CD4001BPWR Technical Specifications
ParameterValue
Series4000B
Logic typeNOR Gate
Mounting typeSurface Mount
Voltage3V ~ 18V
Current - quiescent1 µA
Current - output high, low3.4mA, 3.4mA
Number of inputs2
Operating temperature-55°C ~ 125°C
PackageTape & Reel (TR); Cut Tape (CT)
Case14-TSSOP (0.173\", 4.40mm Width)
Number of circuits4
Input logic level - low1.5V ~ 4V
Input logic level - high3.5V ~ 11V
Max propagation delay @ v, max CL90ns @ 15V, 50pF

Product details

The NOR gate that doesn't quit at 125°C

It runs on a 3V to 18V supply — that wide range is the whole point: you can power it straight off an unregulated battery or an automotive rail without a local regulator. Each of the four gates sinks or sources 3.4 mA, and the quiescent current sits at 1 µA max, so it's fine for always-on sense circuits that can't waste standby power.

Why the 3V–18V supply range matters on your BOM

Most logic families — 74HC, 74HCT, 74AC — are tied to a narrow supply window. The CD4001BPWR's 3V to 18V range lets you use it as a level translator between a 3.3V microcontroller and a 12V sensor bus, or as a glue-logic gate in a system that already carries a 12V or 15V rail. The input logic thresholds scale with supply: low is 1.5V to 4V, high is 3.5V to 11V, so it's compatible with both TTL and CMOS drive levels across the voltage range. If your design already has a 5V or 12V rail, you don't need a separate logic supply — one less regulator, one less capacitor, one less line item on the BOM.
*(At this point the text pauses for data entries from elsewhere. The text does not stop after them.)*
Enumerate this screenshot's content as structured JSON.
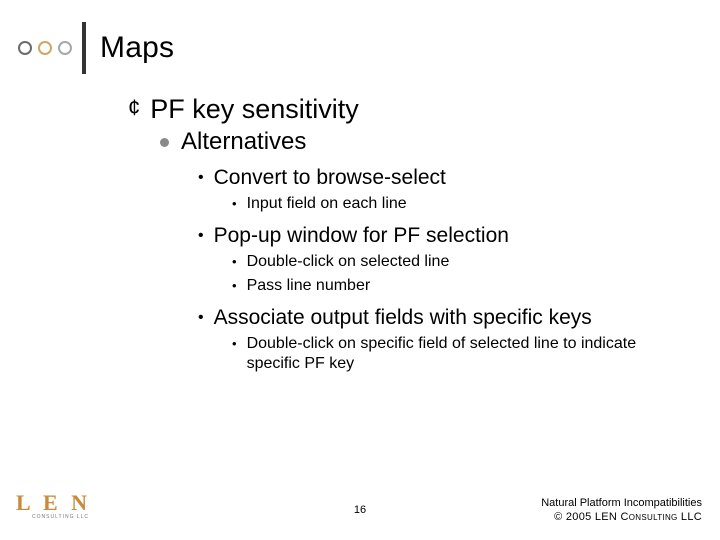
{
  "title": "Maps",
  "bullets": {
    "l1_1": "PF key sensitivity",
    "l2_1": "Alternatives",
    "l3_1": "Convert to browse-select",
    "l4_1": "Input field on each line",
    "l3_2": "Pop-up window for PF selection",
    "l4_2": "Double-click on selected line",
    "l4_3": "Pass line number",
    "l3_3": "Associate output fields with specific keys",
    "l4_4": "Double-click on specific field of selected line to indicate specific PF key"
  },
  "logo": {
    "brand": "L E N",
    "sub": "CONSULTING LLC"
  },
  "page_number": "16",
  "footer": {
    "line1": "Natural Platform Incompatibilities",
    "line2": "© 2005 LEN Consulting LLC"
  }
}
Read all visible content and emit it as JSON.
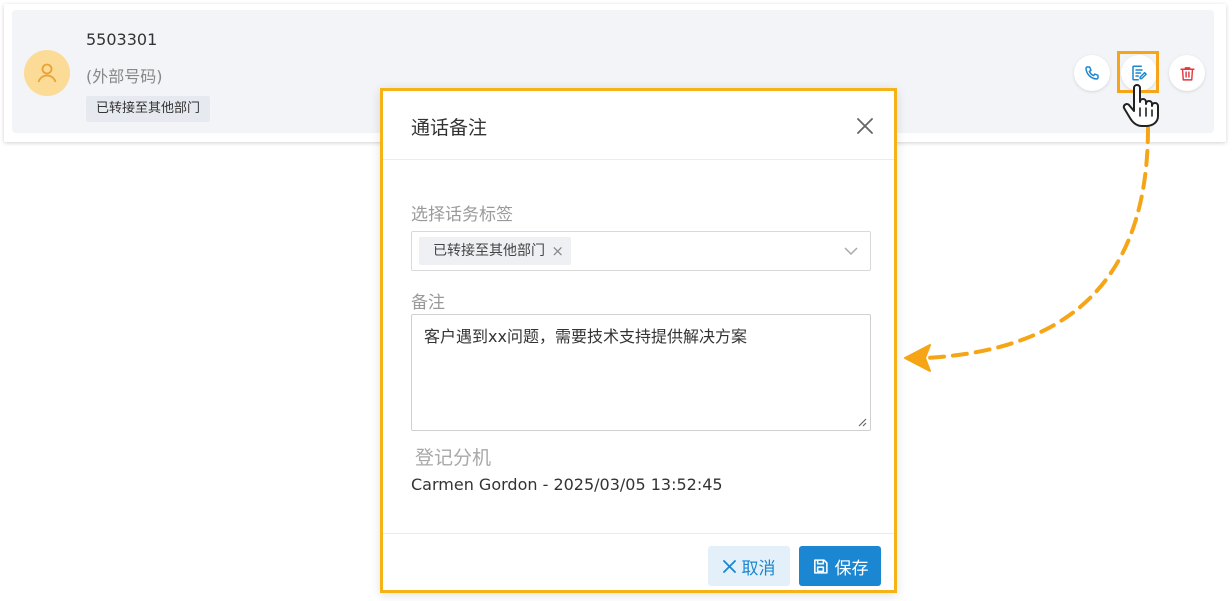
{
  "record": {
    "number": "5503301",
    "number_type": "(外部号码)",
    "tag": "已转接至其他部门"
  },
  "icons": {
    "avatar": "user-icon",
    "call": "phone-icon",
    "note": "note-edit-icon",
    "delete": "trash-icon",
    "cursor": "hand-pointer-icon"
  },
  "colors": {
    "highlight": "#f5a515",
    "accent": "#1b86d1",
    "delete": "#e0383e",
    "avatar_bg": "#fbdb96"
  },
  "modal": {
    "title": "通话备注",
    "tags_label": "选择话务标签",
    "selected_tag": "已转接至其他部门",
    "note_label": "备注",
    "note_value": "客户遇到xx问题，需要技术支持提供解决方案",
    "registrar_label": "登记分机",
    "registrar_value": "Carmen Gordon - 2025/03/05 13:52:45",
    "cancel_label": "取消",
    "save_label": "保存"
  }
}
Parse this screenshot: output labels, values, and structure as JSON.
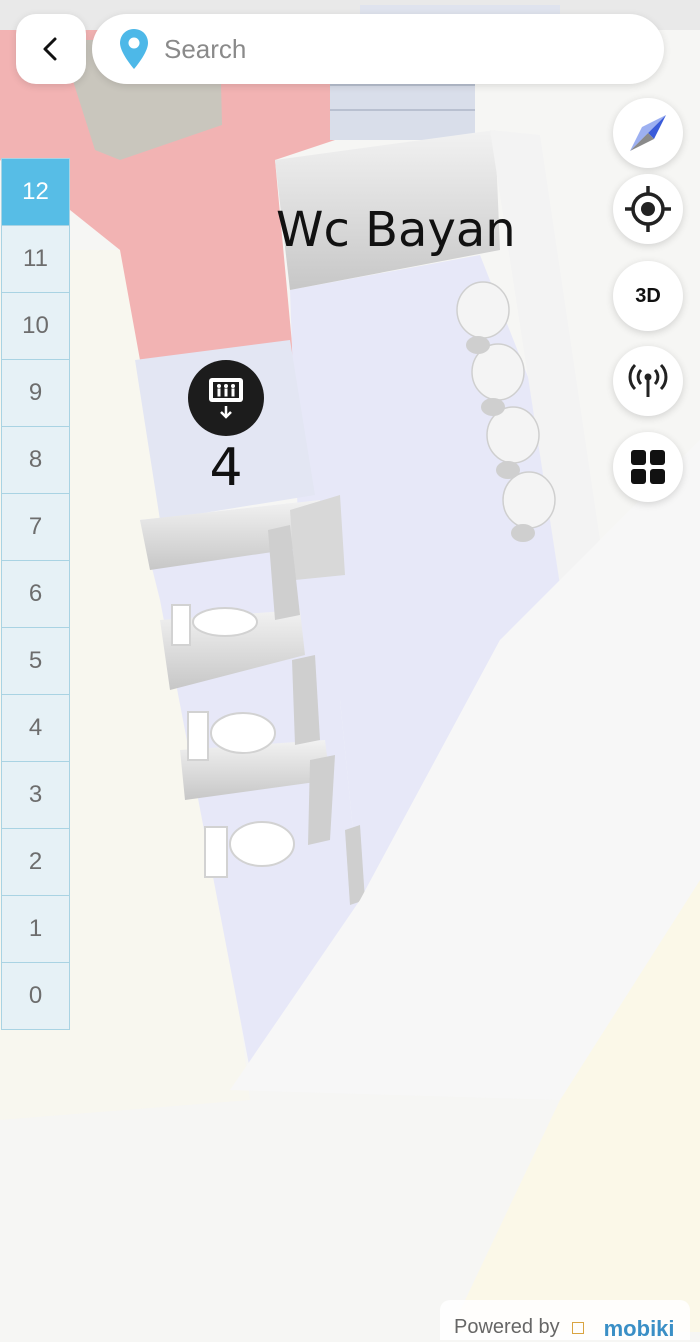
{
  "search": {
    "placeholder": "Search"
  },
  "map": {
    "room_label": "Wc Bayan",
    "elevator_floor": "4",
    "colors": {
      "pink_zone": "#f2b3b3",
      "corridor": "#e6e7f7",
      "wall": "#d9d9d9"
    }
  },
  "controls": {
    "compass_icon": "compass-icon",
    "locate_icon": "crosshair-icon",
    "view_3d_label": "3D",
    "beacon_icon": "broadcast-icon",
    "grid_icon": "grid-icon"
  },
  "floors": [
    "12",
    "11",
    "10",
    "9",
    "8",
    "7",
    "6",
    "5",
    "4",
    "3",
    "2",
    "1",
    "0"
  ],
  "active_floor": "12",
  "footer": {
    "powered_by": "Powered by",
    "brand": "mobiki"
  },
  "accent_color": "#57bde6"
}
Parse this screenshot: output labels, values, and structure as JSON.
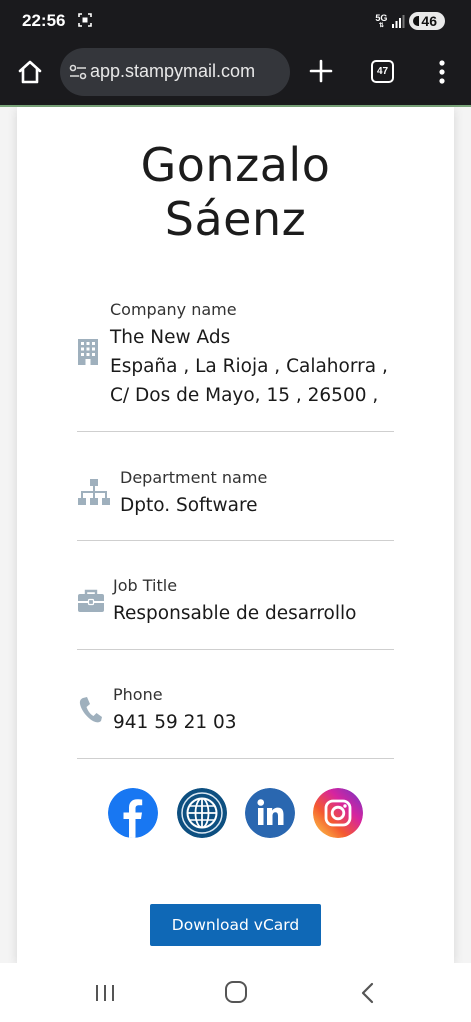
{
  "status_bar": {
    "time": "22:56",
    "network": "5G",
    "battery": "46",
    "icons": [
      "screenshot-icon",
      "signal-icon",
      "battery-icon"
    ]
  },
  "browser": {
    "url": "app.stampymail.com",
    "tab_count": "47",
    "icons": [
      "home-icon",
      "tune-icon",
      "plus-icon",
      "tabs-icon",
      "more-vert-icon"
    ]
  },
  "profile": {
    "first_name": "Gonzalo",
    "last_name": "Sáenz"
  },
  "company": {
    "label": "Company name",
    "name": "The New Ads",
    "address_line1": "España , La Rioja , Calahorra ,",
    "address_line2": "C/ Dos de Mayo, 15 , 26500 ,",
    "icon": "building-icon"
  },
  "department": {
    "label": "Department name",
    "value": "Dpto. Software",
    "icon": "sitemap-icon"
  },
  "job": {
    "label": "Job Title",
    "value": "Responsable de desarrollo",
    "icon": "briefcase-icon"
  },
  "phone": {
    "label": "Phone",
    "value": "941 59 21 03",
    "icon": "phone-icon"
  },
  "social_links": [
    {
      "name": "facebook",
      "icon": "facebook-icon",
      "color": "#1877f2"
    },
    {
      "name": "website",
      "icon": "globe-icon",
      "color": "#0d4f80"
    },
    {
      "name": "linkedin",
      "icon": "linkedin-icon",
      "color": "#2a67b0"
    },
    {
      "name": "instagram",
      "icon": "instagram-icon",
      "color": "#d6249f"
    }
  ],
  "actions": {
    "download_vcard": "Download vCard"
  },
  "colors": {
    "accent": "#0f68b6",
    "icon_gray": "#9fb0bd",
    "chrome_dark": "#1a1a1d"
  }
}
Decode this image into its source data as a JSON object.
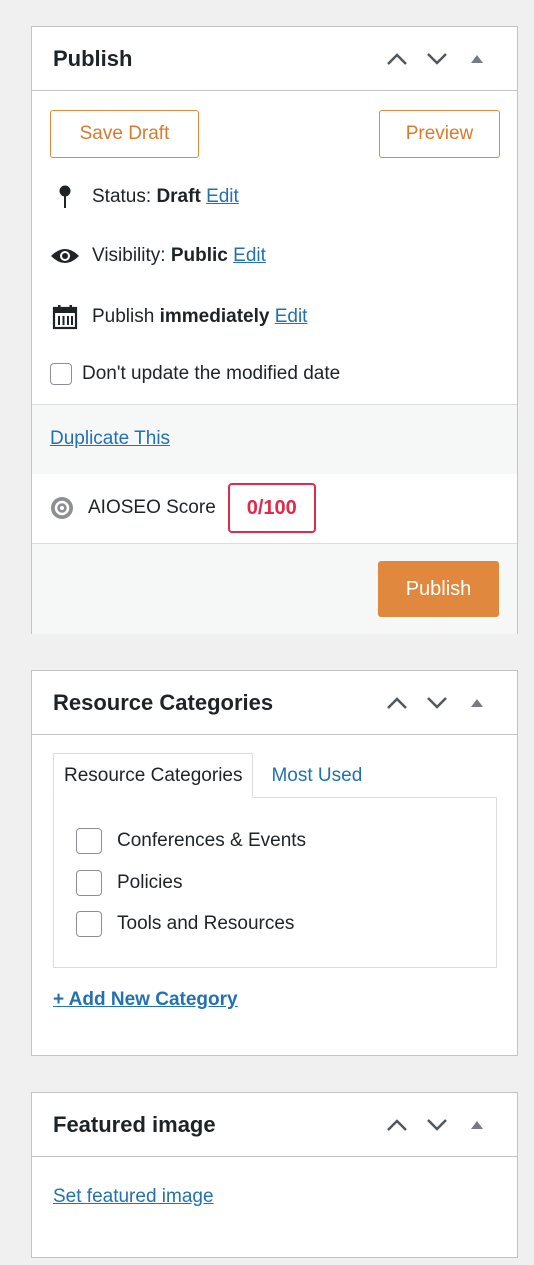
{
  "publish": {
    "title": "Publish",
    "save_draft_label": "Save Draft",
    "preview_label": "Preview",
    "status_label": "Status:",
    "status_value": "Draft",
    "status_edit": "Edit",
    "visibility_label": "Visibility:",
    "visibility_value": "Public",
    "visibility_edit": "Edit",
    "schedule_label": "Publish",
    "schedule_value": "immediately",
    "schedule_edit": "Edit",
    "no_modified_label": "Don't update the modified date",
    "duplicate_label": "Duplicate This",
    "seo_label": "AIOSEO Score",
    "seo_score": "0/100",
    "publish_label": "Publish"
  },
  "categories": {
    "title": "Resource Categories",
    "tab_all": "Resource Categories",
    "tab_popular": "Most Used",
    "items": [
      {
        "label": "Conferences & Events"
      },
      {
        "label": "Policies"
      },
      {
        "label": "Tools and Resources"
      }
    ],
    "add_new": "+ Add New Category"
  },
  "featured": {
    "title": "Featured image",
    "set_link": "Set featured image"
  },
  "icons": {
    "move_up": "chevron-up-icon",
    "move_down": "chevron-down-icon",
    "toggle": "triangle-up-icon",
    "status": "pin-icon",
    "visibility": "eye-icon",
    "schedule": "calendar-icon",
    "seo": "gear-icon"
  },
  "colors": {
    "accent": "#e0883e",
    "link": "#2271b1",
    "seo_bad": "#df2a4a"
  }
}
Speed vs. noise immunity — the 4000B trade-off

Propagation delay is 90 ns at 15V with a 50 pF load. That's slow compared to a 74AC gate (7.5 ns at 5V), but the 4000B series trades speed for noise immunity and wide supply tolerance. If your signal path runs at a few hundred kilohertz — keyboard scanning, panel switch debounce, sensor polling — the 90 ns delay is invisible. The real win is the noise margin: at 15V supply, the input threshold window is about 4V, so a noisy industrial backplane won't glitch the output. If you need sub-10 ns propagation, look at the SN74AC32DR (OR gate, 2V–6V, 7.5 ns), but you lose the wide supply and the full military temperature range.

Package and footprint — 14-TSSOP on a 0.173" body

The CD4001BPWR comes in a 14-TSSOP with a 4.40 mm body width and 0.65 mm pin pitch. That's a fine-pitch surface-mount package — you'll want a hot-air station or a reflow oven for soldering, not a soldering iron. No exposed pad, no thermal vias needed — the 1 µA quiescent current means it barely gets warm. The tape-and-reel option (Cut Tape also available) means it feeds straight into a pick-and-place line.

If you're dual-sourcing, the CD4025BM96 is a three-input NOR gate in the same 4000B series and 14-TSSOP package, but with three inputs per gate instead of two — not a direct pin-for-pin swap, but a functional alternative if your logic equation can absorb the extra input.

Frequently asked questions

What is the CD4001BPWR equivalent?

The CD4001BPWR is a quad 2-input NOR gate. A functional equivalent in the same 4000B series is the CD4025BM96, which is a triple 3-input NOR gate in the same 14-TSSOP package and supply range. Note that the input count differs — the CD4025 has three inputs per gate instead of two, so it's not a direct pin-for-pin replacement but works if your logic can use the extra input.

What is the difference between CD4001BPWR and CD4001BE?

The difference is the package: the CD4001BPWR is in a 14-TSSOP surface-mount package, while the CD4001BE is in a 14-pin PDIP through-hole package. Choose the BPWR for SMD assembly and the BE for through-hole prototyping or high-vibration environments where a socketed part is preferred.